Punishing your cat for inappropriate elimination will not solve the problem. It will only teach her to fear and avoid you, and eliminate when you’re not around. In fact, it can actually make the problem worse, since inappropriate elimination is often caused by stress, and punishment will only add to her stress level.
Clicker Training Your Cat
Using clicker training, it is extremely easy to teach a cat to sit or lie down, or to jump up or down from a surface. With patience, cats can be trained to run through tubes and boxes, to leap from place to place, and even to complete complicated behavioral chains of activities.
A strange thing happens when you train your cat. Instead of the two of you coming together briefly at feeding time and when the cat presents herself for petting, the whole dynamic relationship changes from cat to owner and owner to cat — and for the better. It’s as though a mutual appreciation society emerges from an otherwise perfunctory relationship, and the cat’s and owner’s lives are both enriched.
Once the positive training interaction has become a regular feature of daily life, all it takes is for the owner to stand up and say, “Wanna have some fun?” and to show the cat the clicker, and the cat will resonate with excitement in anticipation of the impending activities. Interactive training of this type, for just a few minutes a day, will exercise the cat’s mind and promote relaxation. It seems that a short period of intense concentration during such training sessions is equivalent, output-wise, to a much longer period of physical activity.

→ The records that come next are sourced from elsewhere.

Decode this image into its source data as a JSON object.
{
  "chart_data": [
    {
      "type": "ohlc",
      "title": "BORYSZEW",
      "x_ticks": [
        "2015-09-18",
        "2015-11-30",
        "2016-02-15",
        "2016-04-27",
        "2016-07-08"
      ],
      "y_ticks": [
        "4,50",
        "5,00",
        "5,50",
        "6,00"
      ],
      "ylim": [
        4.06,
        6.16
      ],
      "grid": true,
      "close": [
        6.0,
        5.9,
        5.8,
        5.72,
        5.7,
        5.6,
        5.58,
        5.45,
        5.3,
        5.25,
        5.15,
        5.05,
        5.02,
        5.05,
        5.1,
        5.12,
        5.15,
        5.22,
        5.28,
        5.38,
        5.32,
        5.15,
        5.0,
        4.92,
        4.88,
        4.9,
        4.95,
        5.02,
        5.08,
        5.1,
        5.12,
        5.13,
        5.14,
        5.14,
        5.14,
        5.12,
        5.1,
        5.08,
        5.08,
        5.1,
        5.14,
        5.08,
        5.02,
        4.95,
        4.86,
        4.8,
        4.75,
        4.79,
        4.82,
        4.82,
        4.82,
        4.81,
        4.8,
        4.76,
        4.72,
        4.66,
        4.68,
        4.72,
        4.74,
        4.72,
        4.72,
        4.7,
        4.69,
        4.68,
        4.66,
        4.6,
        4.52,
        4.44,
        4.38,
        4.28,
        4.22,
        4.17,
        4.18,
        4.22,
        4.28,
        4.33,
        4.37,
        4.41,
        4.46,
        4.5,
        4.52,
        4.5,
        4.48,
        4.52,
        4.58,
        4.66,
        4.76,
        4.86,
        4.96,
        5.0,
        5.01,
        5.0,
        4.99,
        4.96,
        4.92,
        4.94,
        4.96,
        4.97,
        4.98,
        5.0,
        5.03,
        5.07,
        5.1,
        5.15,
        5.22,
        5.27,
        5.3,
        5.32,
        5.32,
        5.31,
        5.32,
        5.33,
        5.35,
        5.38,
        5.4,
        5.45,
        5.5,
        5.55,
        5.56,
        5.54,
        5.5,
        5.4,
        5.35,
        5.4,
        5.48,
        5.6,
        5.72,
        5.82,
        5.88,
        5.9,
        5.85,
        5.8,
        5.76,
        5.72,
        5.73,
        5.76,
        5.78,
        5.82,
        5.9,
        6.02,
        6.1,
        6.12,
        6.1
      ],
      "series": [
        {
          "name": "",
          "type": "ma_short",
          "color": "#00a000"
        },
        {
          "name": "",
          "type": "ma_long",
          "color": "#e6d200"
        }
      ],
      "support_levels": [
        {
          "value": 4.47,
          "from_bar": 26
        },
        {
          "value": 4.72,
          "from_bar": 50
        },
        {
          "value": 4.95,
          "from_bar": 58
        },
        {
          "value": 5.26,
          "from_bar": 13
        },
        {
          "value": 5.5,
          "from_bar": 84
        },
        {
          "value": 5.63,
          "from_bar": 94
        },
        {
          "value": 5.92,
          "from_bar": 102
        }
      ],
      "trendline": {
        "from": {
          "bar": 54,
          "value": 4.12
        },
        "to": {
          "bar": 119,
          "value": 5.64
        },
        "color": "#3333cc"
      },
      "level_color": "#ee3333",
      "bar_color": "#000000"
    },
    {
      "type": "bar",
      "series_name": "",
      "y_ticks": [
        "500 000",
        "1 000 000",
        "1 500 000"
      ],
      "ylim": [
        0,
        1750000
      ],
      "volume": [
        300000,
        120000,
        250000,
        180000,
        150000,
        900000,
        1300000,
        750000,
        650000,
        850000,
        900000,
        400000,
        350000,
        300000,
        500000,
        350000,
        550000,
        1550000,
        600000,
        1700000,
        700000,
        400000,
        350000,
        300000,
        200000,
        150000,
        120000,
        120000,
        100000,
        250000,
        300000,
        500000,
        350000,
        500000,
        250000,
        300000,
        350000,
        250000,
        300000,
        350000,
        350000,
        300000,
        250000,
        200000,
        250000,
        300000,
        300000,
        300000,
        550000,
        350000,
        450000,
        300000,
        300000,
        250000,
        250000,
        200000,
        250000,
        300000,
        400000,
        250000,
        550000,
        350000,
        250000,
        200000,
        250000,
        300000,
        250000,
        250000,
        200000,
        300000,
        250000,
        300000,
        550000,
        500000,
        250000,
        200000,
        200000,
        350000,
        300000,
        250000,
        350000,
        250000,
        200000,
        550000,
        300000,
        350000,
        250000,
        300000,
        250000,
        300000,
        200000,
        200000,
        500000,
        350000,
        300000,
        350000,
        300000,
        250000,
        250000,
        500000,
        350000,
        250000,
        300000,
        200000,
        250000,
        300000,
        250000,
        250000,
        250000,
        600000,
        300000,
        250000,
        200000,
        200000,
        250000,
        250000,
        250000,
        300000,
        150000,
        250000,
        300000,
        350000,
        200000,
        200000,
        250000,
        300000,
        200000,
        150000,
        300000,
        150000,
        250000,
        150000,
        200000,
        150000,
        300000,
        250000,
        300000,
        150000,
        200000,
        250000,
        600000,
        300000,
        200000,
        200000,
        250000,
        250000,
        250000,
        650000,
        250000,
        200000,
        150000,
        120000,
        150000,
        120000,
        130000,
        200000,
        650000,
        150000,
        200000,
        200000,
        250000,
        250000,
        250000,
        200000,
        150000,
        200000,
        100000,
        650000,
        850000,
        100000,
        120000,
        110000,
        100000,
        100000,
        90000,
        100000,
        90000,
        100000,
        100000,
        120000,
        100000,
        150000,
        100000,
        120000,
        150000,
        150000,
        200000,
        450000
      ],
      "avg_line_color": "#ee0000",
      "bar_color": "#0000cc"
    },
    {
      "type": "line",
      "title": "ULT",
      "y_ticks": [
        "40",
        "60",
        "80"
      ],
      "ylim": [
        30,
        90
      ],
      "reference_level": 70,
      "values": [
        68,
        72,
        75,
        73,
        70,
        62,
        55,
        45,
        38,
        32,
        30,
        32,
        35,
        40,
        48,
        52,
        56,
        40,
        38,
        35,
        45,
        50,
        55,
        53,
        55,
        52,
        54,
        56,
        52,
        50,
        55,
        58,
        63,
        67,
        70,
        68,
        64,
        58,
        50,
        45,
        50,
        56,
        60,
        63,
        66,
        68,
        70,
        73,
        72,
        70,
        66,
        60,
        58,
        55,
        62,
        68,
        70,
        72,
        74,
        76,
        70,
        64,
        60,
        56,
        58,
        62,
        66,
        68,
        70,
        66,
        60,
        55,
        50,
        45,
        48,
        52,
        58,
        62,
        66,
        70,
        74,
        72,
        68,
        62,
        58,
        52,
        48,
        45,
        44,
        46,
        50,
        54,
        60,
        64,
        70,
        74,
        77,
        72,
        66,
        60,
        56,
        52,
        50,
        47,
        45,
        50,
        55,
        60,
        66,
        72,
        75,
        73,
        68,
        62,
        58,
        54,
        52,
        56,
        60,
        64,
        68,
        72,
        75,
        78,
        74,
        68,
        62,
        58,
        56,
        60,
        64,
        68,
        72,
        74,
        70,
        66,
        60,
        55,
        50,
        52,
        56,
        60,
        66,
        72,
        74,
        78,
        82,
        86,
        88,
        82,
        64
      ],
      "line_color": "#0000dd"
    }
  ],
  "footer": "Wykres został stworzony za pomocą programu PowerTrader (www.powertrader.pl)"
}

Timing of rewards is critical. If a cat stops meowing for 3 seconds and you have to reach into your pocket for a food treat and then walk toward the cat to deliver it, the moment may have passed. Yet it is difficult to have primary rewards (food, water, toys) handy at all times so how can this best be managed?
The answer is using a “secondary reinforcer,” like praise or a neutral cue that signals that the primary reinforcer is due. For humans, money is a secondary reinforcer. It has little or no intrinsic value but signals to the recipient that they have performed well and that the real reward (what the money buys) will be forthcoming. In time, money alone reinforces the behavior (work) but it must retain its implied value or its attraction will eventually be lost (as in times of great inflation). In animal training, whistles and clicks have been used as secondary reinforcers, though you can also use your voice.